Reqwest, by Dustin Diaz, is Ender's native Ajax library, giving you a jQuery-like $.ajax() method. There are some differences in options between Reqwest and jQuery / Zepto which has caused some pain for jQuery users migrating to Ender and for libraries designed for jQuery integration, such as Backbone.js. In particular, jQuery uses type where Reqwest uses method, jQuery uses dataType where Reqwest uses type. Thankfully, Reqwest now has a compat mode. Calling $.ajax.compat() gives you access to the same option names as jQuery.

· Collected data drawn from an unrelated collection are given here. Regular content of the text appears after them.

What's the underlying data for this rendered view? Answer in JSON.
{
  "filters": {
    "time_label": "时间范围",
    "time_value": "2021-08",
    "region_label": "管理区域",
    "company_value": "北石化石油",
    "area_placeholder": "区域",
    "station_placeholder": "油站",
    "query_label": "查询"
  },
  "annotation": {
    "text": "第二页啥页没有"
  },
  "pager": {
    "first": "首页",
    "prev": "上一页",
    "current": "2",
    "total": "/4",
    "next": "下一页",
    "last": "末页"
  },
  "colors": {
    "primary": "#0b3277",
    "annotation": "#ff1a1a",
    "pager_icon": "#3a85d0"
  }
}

You can also install jQuery / Zepto mode as default in your projects with: $.ajax.compat && $.ender({ ajax: $.ajax.compat });

Full details can be found in the Reqwest README.

Sel gets CSS4

Sel, by Andrew McCollum, a selector engine for Ender, is one of the first selector engines to receive some CSS4 love. Working from the latest working draft, Andrew has enabled some excellent additions to Sel's query syntax:

/* subject overriding, was '$div .box' in a previous CSS4 draft,
   returns 'div' rather than '.box' */ 
div! .box

/* id references, 'input' who's ID matches 'label's 'for' attribute */
label /for/ input

/* case insensitive attribute matching */
[attr = "val" i]

/* :nth-match and :nth-last-match to match against sub-selectors */
div:nth-match(3 of .box)

/* links who's target absolute URI matches the current document's URI,
   arguments specify the degree of locality */
a:local-link(0)

/* :column */
td:column(col.profit)

/* :nth-column and :nth-last-column */
td:nth-column(even)

The subject identifier (!) in CSS4 is going to be particularly useful for JavaScripters.